Réaction de l’APLV à la diminution du nombre des postes aux concours de recrutement de l’Education Nationale

mardi 4 décembre 2018

Le ministère de l’Education Nationale vient de publier au Journal Officiel les tableaux de répartition par disciplines des postes ouverts aux concours de recrutement pour 2019. La baisse du nombre de postes se poursuit et se renforce, et les langues vivantes étrangères et régionales sont l’une des disciplines les plus touchées.

A l’agrégation, si le nombre de postes global reste le même, le rééquilibrage entre disciplines se fait au détriment des langues. Le breton et le corse disparaissent des concours (mais le basque, le catalan et l’hébreu reviennent). A l’agrégation externe, l’allemand perd 15 postes (soit une diminution de 23%), l’anglais 14 (- 8%), l’espagnol 8 (-14%), l’italien 3 (-38%). L’italien est particulièrement pénalisé, puisque cette langue perd la même proportion de postes (- 38%) au concours interne.

Au CAPES, l’allemand perd 25 postes à l’externe (- 9%), l’anglais 117 (- 12%), le chinois 2 (- 17%), l’espagnol 93 (- 22%), l’italien 3 (- 16%). Si l’on comptabilise ensemble les trois concours du CAPES, le déficit reste lourd : 6% de postes en moins en allemand, 9% en anglais, 12% en chinois, 16% en italien, 17% en espagnol.

Aux CAPLP, l’érosion est encore plus forte, avec une suppression de la moitié des postes en lettres-anglais (65 au lieu de 130) et en lettres-espagnol (25 au lieu de 50).

Ces chiffres sont désastreux pour l’enseignement des langues. Il n’est pas possible de ne pas faire un lien entre les réformes menées cette année par le ministère (réforme du lycée général et technologique, réforme du lycée professionnel) et l’annonce de ces suppressions massives de postes en LVER. Dans plusieurs des rencontres de l’APLV avec des cadres du ministère, des conseillers du Ministre ou l’Inspection Générale, il nous a été dit clairement que l’objectif de diminution des coûts n’était pas ce qui présidait aux réformes en cours. Nous ne pouvons que constater aujourd’hui que nos interlocuteurs ne nous ont pas dit la vérité et que le choix du ministère est délibérément économique.

Supprimer des postes de professeurs de langue, c’est aller contre les efforts faits depuis des décennies par les professeurs en poste, qui tiennent tant bien que mal devant des classes à effectifs nombreux avec des horaires insuffisants. Qu’en sera-t-il demain avec moins de professeurs et un nombre d’élèves global qui s’accroît ? Les rectorats ne pourront qu’augmenter encore le nombre d’élèves par groupe de LVER. Au-delà, comme ce sont les quatre langues qui peuvent faire l’objet d’un enseignement de spécialité en lycée général (allemand, anglais, espagnol, italien) qui perdent le plus grand nombre de postes, il faut prévoir que le choix de la spécialité « Langues, littératures et cultures étrangères » sera, au fil des années, de moins en moins proposé aux jeunes Français.

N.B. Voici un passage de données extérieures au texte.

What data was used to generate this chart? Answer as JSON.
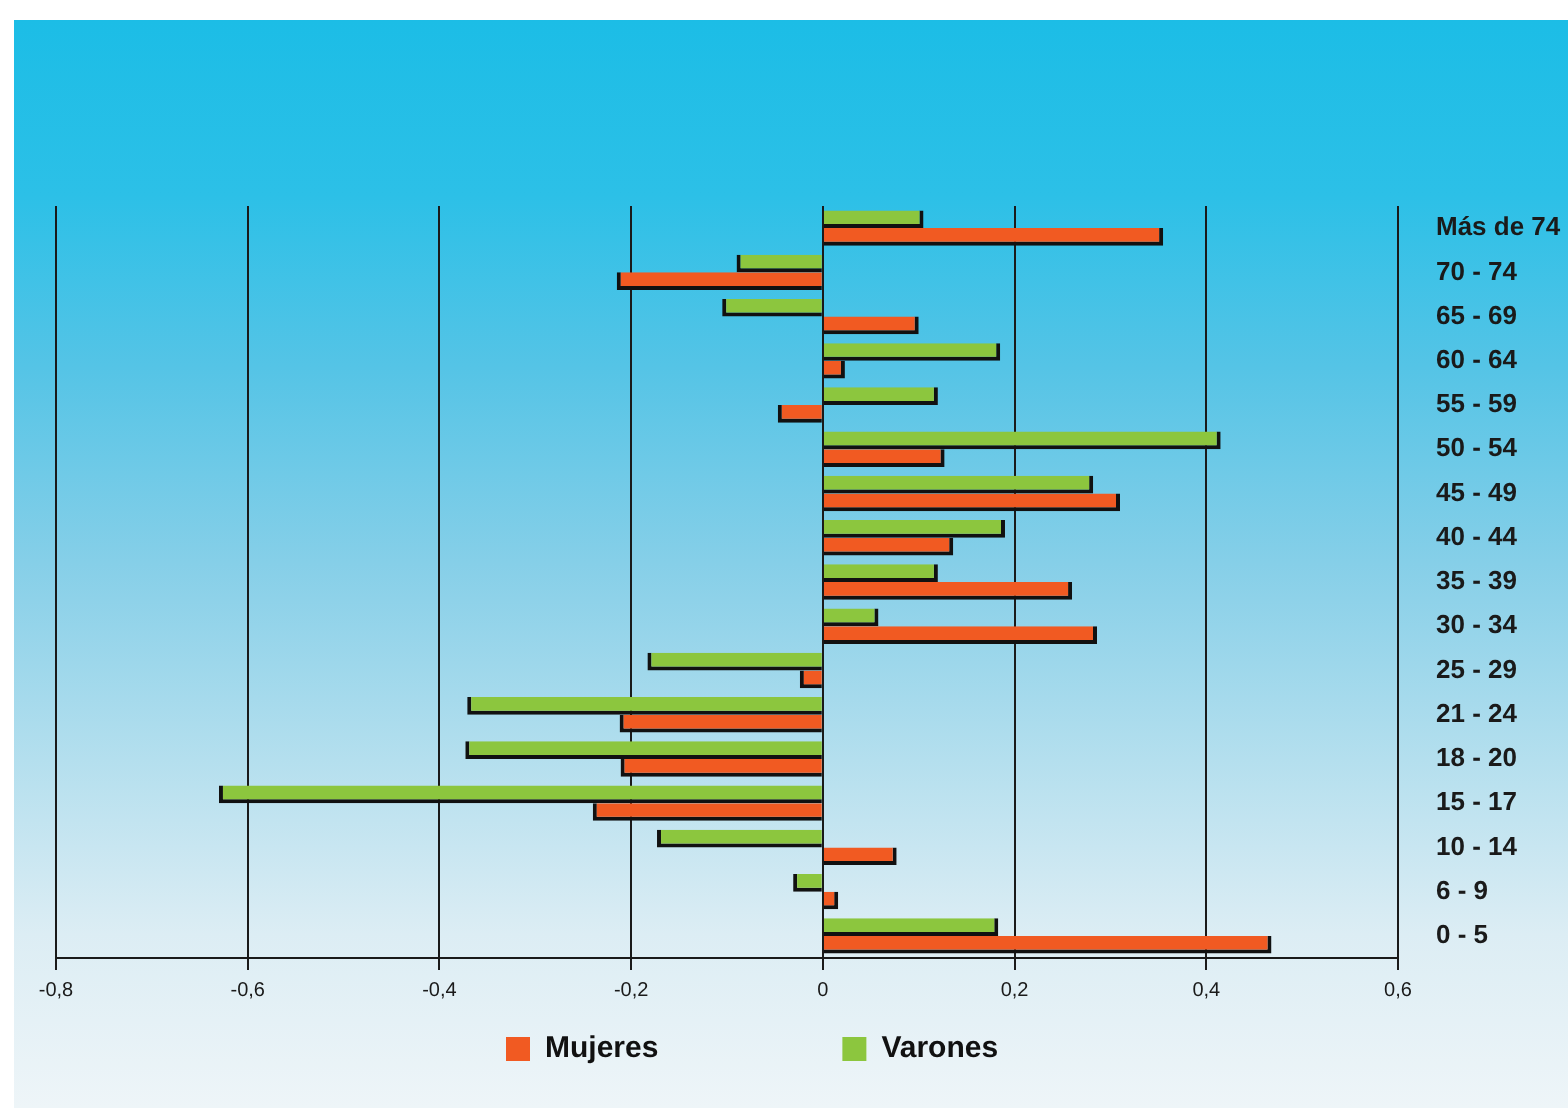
{
  "chart_data": {
    "type": "bar",
    "orientation": "horizontal",
    "categories": [
      "Más de 74",
      "70 - 74",
      "65 - 69",
      "60 - 64",
      "55 - 59",
      "50 - 54",
      "45 - 49",
      "40 - 44",
      "35 - 39",
      "30 - 34",
      "25 - 29",
      "21 - 24",
      "18 - 20",
      "15 - 17",
      "10 - 14",
      "6 - 9",
      "0 - 5"
    ],
    "series": [
      {
        "name": "Mujeres",
        "color": "#f15a22",
        "values": [
          0.355,
          -0.215,
          0.1,
          0.023,
          -0.047,
          0.127,
          0.31,
          0.136,
          0.26,
          0.286,
          -0.024,
          -0.212,
          -0.211,
          -0.24,
          0.077,
          0.016,
          0.468
        ]
      },
      {
        "name": "Varones",
        "color": "#8cc63e",
        "values": [
          0.105,
          -0.09,
          -0.105,
          0.185,
          0.12,
          0.415,
          0.282,
          0.19,
          0.12,
          0.058,
          -0.183,
          -0.371,
          -0.373,
          -0.63,
          -0.173,
          -0.031,
          0.183
        ]
      }
    ],
    "xlim": [
      -0.8,
      0.6
    ],
    "xticks": [
      {
        "value": -0.8,
        "label": "-0,8"
      },
      {
        "value": -0.6,
        "label": "-0,6"
      },
      {
        "value": -0.4,
        "label": "-0,4"
      },
      {
        "value": -0.2,
        "label": "-0,2"
      },
      0,
      {
        "value": 0.2,
        "label": "0,2"
      },
      {
        "value": 0.4,
        "label": "0,4"
      },
      {
        "value": 0.6,
        "label": "0,6"
      }
    ],
    "grid": "x",
    "legend": "bottom"
  }
}
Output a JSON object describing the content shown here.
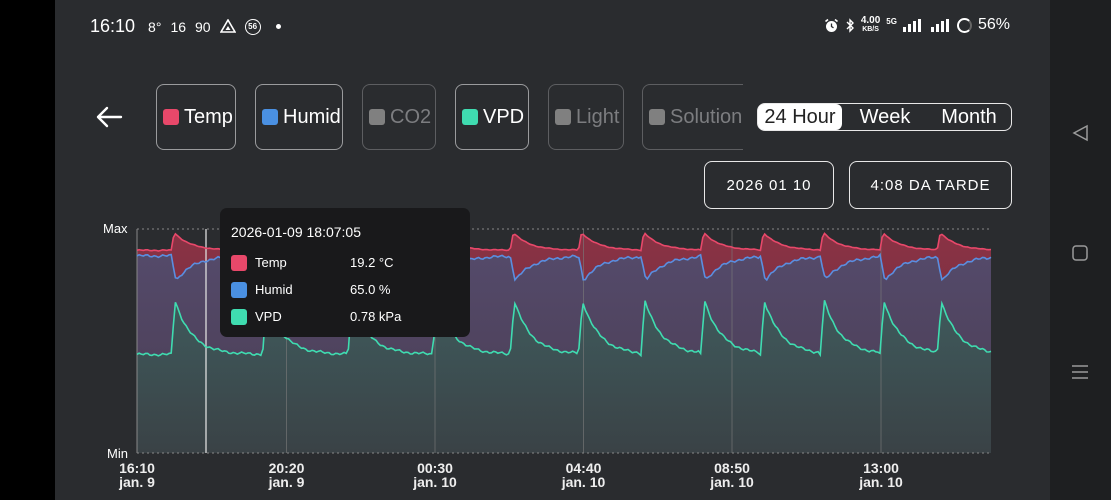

Le président de la République avait affirmé en septembre 2017 : « L’Europe doit être cet espace où chaque étudiant devra parler au moins deux langues européennes d’ici 2024. […] Vos générations ont à conjuguer cette Europe en plusieurs langues ! L’Europe du multilinguisme est une chance inédite ». Un an après et alors que, comme l’a encore montré récemment le rapport Manes-Taylor, les résultats en langues des jeunes Français dans les enquêtes internationales ne sont pas glorieux, le ministère s’attaque à l’enseignement des LVER. Seuls les lycéens qui suivent des cursus spéciaux, comme les sections internationales ou les SELO, ou ceux qui disposent des moyens d’aller suivre des cours ou des séjours linguistiques pendant les vacances dans des pays étrangers seront à même d’atteindre le niveau de compétence que le président de la République annonçait pour « chaque » étudiant. Le ministère de l’Education Nationale fait résolument le choix de rendre le système éducatif plus inégalitaire. Dans le contexte actuel, ce choix particulièrement malheureux est très grave.